This is it.  It is both Super Bowl season and MY Super Bowl Season.  It’s Oscar time!  Here is everything you need to know about:

Title: American Sniper

Award Count: Six, including Best Picture and Best Actor

Gut Reaction

More often than not when I pre-cap a movie on CTBoom, I label my thoughts “Gut Reaction.”  This is in reference to my initial thoughts or how I think the movie is going to play out.  In regards to American Sniper, this movie is entirely “gut reaction” in the sense that your gut will react to what you’re seeing on screen from the title card to the closing credits.

American Sniper is a biopic of Navy SEAL Chris Kyle, adapted from his memoir, American Sniper: The Autobiography of the Most Lethal Sniper in U.S. Military History.  As is the case with any story dealing with war, American Sniper is a difficult watch, but not for the reasons you’d immediately think when remembering other movies in the action/war genre.

On the scale of Oscar Nominated war movies, American Sniper falls somewhere between Saving Private Ryan and The Hurt Locker.  Beautifully filmed and visually balanced, the movie itself looks great.  The landscapes – both home and “over there” –  jump off the screen; the locations in this movie are the real antagonist to Bradley Cooper’s Chris Kyle.  No matter the setting – Texas prior to joining the military, Iraq, or at home with his family – Kyle is raging against his environment wanting desperately to make a difference in whatever place he is not.

This is the hallmark of some of director Clint Eastwood’s finest work; the idea that no matter how hard you try, you cannot escape the places you have come to fear the most.  In Mystic River, the ghosts of the old neighborhood haunt Sean Penn and Tim Robbins.  In Million Dollar Baby, the physical and emotional toll of a life spent fighting that Clint Eastwood has tried so desperately to avoid catches up to Hilary Swank.  In American Sniper, no matter where Bradley Cooper goes he is at war.  The pain he carries with him grows from scene to scene and Cooper wears it as if it were tattooed on his person.  This is without question Bradley Cooper’s finest performance to date and considering the recognition he has received for American Hustle and Silver Linings Playbook, that is saying something.

American Sniper is not without its flaws.  The movie is an adaptation of a book written by its protagonist.  As a movie, the plot is relatively formulaic, the hero saves the day in virtually every impossible scenario in which he finds himself, and the supporting characters with whom should be sympathizing are the least sympathetic characters on screen.

The movie teases a very interesting parallel story with the an enemy sniper, but fails to truly deliver.  This isn’t Batman vs.
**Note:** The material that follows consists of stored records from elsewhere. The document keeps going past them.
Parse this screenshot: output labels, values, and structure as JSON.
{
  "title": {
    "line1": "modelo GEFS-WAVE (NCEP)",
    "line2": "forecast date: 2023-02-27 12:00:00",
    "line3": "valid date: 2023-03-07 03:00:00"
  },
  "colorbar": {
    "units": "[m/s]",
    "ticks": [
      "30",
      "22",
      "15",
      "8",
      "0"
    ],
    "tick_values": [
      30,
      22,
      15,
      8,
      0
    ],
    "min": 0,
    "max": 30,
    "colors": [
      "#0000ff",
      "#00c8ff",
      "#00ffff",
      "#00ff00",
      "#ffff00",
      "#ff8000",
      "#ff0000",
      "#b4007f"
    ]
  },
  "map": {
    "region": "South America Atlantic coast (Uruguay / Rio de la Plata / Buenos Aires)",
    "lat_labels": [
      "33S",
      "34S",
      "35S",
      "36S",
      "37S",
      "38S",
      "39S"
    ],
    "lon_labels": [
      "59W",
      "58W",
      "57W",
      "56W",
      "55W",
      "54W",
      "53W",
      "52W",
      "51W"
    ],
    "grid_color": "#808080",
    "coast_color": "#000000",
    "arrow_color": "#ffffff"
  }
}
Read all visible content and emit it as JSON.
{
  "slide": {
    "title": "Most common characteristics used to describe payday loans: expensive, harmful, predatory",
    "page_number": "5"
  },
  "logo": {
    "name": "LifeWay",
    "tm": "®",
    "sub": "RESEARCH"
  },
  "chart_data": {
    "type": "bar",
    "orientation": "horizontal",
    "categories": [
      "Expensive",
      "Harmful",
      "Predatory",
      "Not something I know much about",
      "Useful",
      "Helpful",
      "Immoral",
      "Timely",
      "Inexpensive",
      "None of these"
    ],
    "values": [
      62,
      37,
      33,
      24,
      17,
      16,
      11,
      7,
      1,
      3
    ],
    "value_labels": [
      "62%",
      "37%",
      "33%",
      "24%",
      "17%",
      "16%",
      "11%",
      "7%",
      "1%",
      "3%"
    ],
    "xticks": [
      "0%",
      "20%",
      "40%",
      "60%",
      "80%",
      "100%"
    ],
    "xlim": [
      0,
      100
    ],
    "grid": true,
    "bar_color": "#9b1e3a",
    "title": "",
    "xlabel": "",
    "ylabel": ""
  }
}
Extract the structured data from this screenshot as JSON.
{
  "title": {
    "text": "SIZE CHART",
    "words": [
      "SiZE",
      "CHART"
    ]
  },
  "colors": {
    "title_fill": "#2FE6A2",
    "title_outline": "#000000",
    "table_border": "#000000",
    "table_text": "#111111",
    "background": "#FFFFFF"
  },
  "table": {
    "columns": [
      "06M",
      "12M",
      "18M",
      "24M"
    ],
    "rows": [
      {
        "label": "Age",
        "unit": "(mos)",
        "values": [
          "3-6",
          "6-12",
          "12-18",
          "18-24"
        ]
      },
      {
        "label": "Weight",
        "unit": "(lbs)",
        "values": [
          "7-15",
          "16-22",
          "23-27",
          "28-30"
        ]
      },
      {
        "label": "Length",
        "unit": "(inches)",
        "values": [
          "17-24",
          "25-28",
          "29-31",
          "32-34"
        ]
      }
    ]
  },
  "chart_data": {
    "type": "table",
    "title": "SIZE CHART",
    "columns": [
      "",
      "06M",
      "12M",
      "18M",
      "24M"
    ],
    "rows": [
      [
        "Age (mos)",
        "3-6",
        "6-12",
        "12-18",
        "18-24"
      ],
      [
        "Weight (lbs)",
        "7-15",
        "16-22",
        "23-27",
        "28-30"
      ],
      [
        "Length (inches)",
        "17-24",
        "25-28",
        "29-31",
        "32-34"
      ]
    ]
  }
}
The Joker in The Dark Knight; it’s Batman vs. the Joker in Batman: The Animated Series.  The symbolism in this movie is obvious; there is no guessing as to what Eastwood and company are trying to get across.

Now… this is all very easy for me to say.  These are the blazing hot takes of a man who thankfully has never seen war.  While a quick Google of “American Sniper” will clue you in on the national debate RAGING about the validity of this movie’s place in the national consciousness, the opinion I’ve decided to side with is that of Paul Rieckhoff, Iraq War veteran and CEO of Iraq and Afghanistan Veterans of America.  Rieckhoff recently wrote a review of the film for Variety in which he called American Sniper, “a cinematic-bullseye,” because that’s what it is… within reason.


“American Sniper” does not, however, much address the overall complexity of the larger political issues surrounding the war — or the complexity of the Iraqi side of the experience. And that’s OK. Kyle, much like many I served with, and our president himself during most of the Iraq War, held a very black-and-white view of the conflict. We were right, they were wrong. That’s how they saw things. Eastwood and Cooper have both commented extensively that they looked to classic Hollywood Westerns to inspire this film. And they succeeded. In “American Sniper,” like in Chris Kyle and George Bush’s Iraq War, American troops wore the white hats, and Iraqi fighters wore the black ones. That was their war. That was their truth.


To draw a blockbuster comparison, re-rack the frame on The First Avenger and imagine if Captain America focused on the emotional weight of being a man out of time compelled to carry the the shield because of his sense of duty and not about how cool it is to be a superhero.

What Eastwood does, arguably better than any other American director, is tell a story that anyone can enjoy, but resonates most closely with the people in league with the subject.  Ask someone from Ohio what makes Mystic River authentic, and they might say “the Boston accent is better than any other ‘Boston’ movie.”  Ask someone from Boston the same question, and they’ll say, “the attitude.”

The same comparison can be drawn for American Sniper.  This movie is going to resonate differently with an American serviceman or woman than it would with a general movie going audience.  It is the respectful detail that Cooper and Eastwood apply to American Sniper with that subset in mind that make this movie an Oscar contender.  No matter where this movie hits your politics, the art of applying the intricacies and unbelievable pressures known only to a few and painting them on a canvas intended for millions to see is text book movie magic.